We employed sNfL as a biomarker for tofersen target engagement and thus a causal role of the SOD1D91A mutation in 11 patients with this mutation in heterozygous or homozygous state.

The short observation period, slow disease progression and small cohort size make a robust statement on clinical treatment response in this study difficult. However, several studies have shown that neurofilaments remain stable during ALS and are associated with disease aggressiveness11,13. We observed a significant decrease of sNfL values in the serum of both SOD1D91Ahom and SOD1D91Ahet patients during tofersen treatment. In one patient, sNfL fell to consistently less than 10%. This result strongly suggests that the SOD1 antisense-oligonucleotide tofersen is leading to a positive response of a biomarker for disease aggressiveness in patients with a SOD1D91A mutation, confirming its causal contribution in a monogenic sense (homozygous variant) and suggesting at least a role as a risk factor contributing to ALS pathogenesis (heterozygous state). However, although less likely, we cannot exclude and have to consider alternative explanations. For example, since SOD1 is a highly expressed protein, lowering SOD1 protein levels could be sufficient to relieve the proteostatic burden in neurons and lead to a reduction in neurofilament levels. Moreover, tofersen or the lowering of SOD1 protein in general might alter the processing of neurofilaments and directly result in a decrease of neurofilaments.

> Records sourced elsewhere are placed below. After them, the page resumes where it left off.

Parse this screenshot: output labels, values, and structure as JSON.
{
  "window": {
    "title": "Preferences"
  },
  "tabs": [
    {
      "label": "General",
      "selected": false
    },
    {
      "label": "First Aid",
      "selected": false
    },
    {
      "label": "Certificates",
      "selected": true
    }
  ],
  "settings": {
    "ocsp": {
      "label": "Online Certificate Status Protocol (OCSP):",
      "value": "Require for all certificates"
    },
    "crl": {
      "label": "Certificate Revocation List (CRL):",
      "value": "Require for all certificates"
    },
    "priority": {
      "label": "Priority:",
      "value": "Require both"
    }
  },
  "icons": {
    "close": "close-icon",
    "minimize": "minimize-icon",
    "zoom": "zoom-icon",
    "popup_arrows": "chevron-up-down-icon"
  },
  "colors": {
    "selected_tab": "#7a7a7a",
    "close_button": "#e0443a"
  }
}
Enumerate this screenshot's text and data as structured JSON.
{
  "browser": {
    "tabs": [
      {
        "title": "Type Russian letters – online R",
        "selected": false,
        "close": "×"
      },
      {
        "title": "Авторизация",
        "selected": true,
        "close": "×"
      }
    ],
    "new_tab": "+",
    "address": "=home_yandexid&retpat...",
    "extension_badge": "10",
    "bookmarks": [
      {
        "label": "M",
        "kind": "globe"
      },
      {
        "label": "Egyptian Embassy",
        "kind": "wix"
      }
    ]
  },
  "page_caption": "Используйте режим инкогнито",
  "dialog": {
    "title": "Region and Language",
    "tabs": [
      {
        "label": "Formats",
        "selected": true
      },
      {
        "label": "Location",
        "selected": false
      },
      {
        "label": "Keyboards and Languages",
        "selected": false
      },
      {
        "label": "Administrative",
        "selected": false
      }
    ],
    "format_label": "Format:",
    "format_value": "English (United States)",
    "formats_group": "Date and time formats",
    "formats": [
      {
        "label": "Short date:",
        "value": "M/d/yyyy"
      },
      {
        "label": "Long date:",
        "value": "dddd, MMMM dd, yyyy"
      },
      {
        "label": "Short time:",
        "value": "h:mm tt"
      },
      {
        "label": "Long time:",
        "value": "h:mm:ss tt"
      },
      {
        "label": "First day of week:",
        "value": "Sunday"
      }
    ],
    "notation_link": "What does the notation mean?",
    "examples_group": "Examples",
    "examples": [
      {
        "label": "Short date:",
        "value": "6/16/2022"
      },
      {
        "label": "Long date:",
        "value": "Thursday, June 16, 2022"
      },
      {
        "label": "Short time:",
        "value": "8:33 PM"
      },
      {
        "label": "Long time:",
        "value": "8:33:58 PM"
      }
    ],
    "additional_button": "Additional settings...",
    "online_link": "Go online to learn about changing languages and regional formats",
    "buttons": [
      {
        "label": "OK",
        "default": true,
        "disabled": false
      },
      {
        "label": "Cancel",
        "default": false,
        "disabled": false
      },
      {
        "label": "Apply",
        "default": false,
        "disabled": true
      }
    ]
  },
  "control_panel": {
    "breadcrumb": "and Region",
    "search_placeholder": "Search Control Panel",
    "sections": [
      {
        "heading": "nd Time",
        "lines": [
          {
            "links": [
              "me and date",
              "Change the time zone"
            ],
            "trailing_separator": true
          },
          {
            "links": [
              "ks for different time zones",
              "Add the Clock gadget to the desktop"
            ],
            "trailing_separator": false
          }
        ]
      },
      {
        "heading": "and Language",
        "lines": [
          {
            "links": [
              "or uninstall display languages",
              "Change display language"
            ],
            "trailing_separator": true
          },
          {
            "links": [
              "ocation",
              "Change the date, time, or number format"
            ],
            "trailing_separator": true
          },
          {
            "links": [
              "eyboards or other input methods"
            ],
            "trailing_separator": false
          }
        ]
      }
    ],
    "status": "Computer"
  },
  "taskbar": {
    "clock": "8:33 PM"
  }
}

Four out of five SOD1D91Ahet patients displayed a progressive decline in sNfL levels with tofersen treatment. This represents evidence for a causal contribution also of the heterozygous SOD1D91A mutation, albeit with a substantially smaller effect size when compared to the homozygous state. This attenuated sNfL response to tofersen treatment is consistent with SOD1D91A considered as a variant biochemically intermediate between wild-type SOD1 and more penetrant mutations5. However, SOD1D91Ahet patients usually present with a more variable and often times more severe phenotype than patients with SOD1D91Ahom 6. SOD1D91Ahet may thus represent a weaker genetic variant in the context of multifactor causation, rather than a Mendelian mutation. It could be considered a risk factor for ALS, meaning that interaction with one or more unknown additional factors (e.g. TDP-437) may be necessary to cause ALS. This hypothesis is in line with the diverse phenotype5,6 and tofersen treatment response of SOD1D91Ahet patients.

The findings show that both homozygous and heterozygous SOD1D91A mutations are targets for treatment with tofersen. This is important for decision-making regarding tofersen treatment, patient counseling, and inclusion of SOD1D91A patients in drug trials. In a broader view, it suggests that gene-targeted treatment might not only be reserved for fully penetrant genetic ALS variants but could also be effective for risk variants. Patients with a heterozygous mutation should be counseled that the treatment effect may be smaller than in the case of a homozygous mutation, although this statement awaits confirmation. The currently small sample size and comparably short follow-up will require further follow-up of more tofersen-treated patients with p.D91A mutation in SOD1. Our approach provides evidence for the previously unclear causality of a neurodegeneration-related genetic variant based on biomarker response to a gene-specific treatment.

Note added in proof: The European Commission has meanwhile approved Qalsody (tofersen) for the treatment of ALS associated with mutations in the SOD1 gene.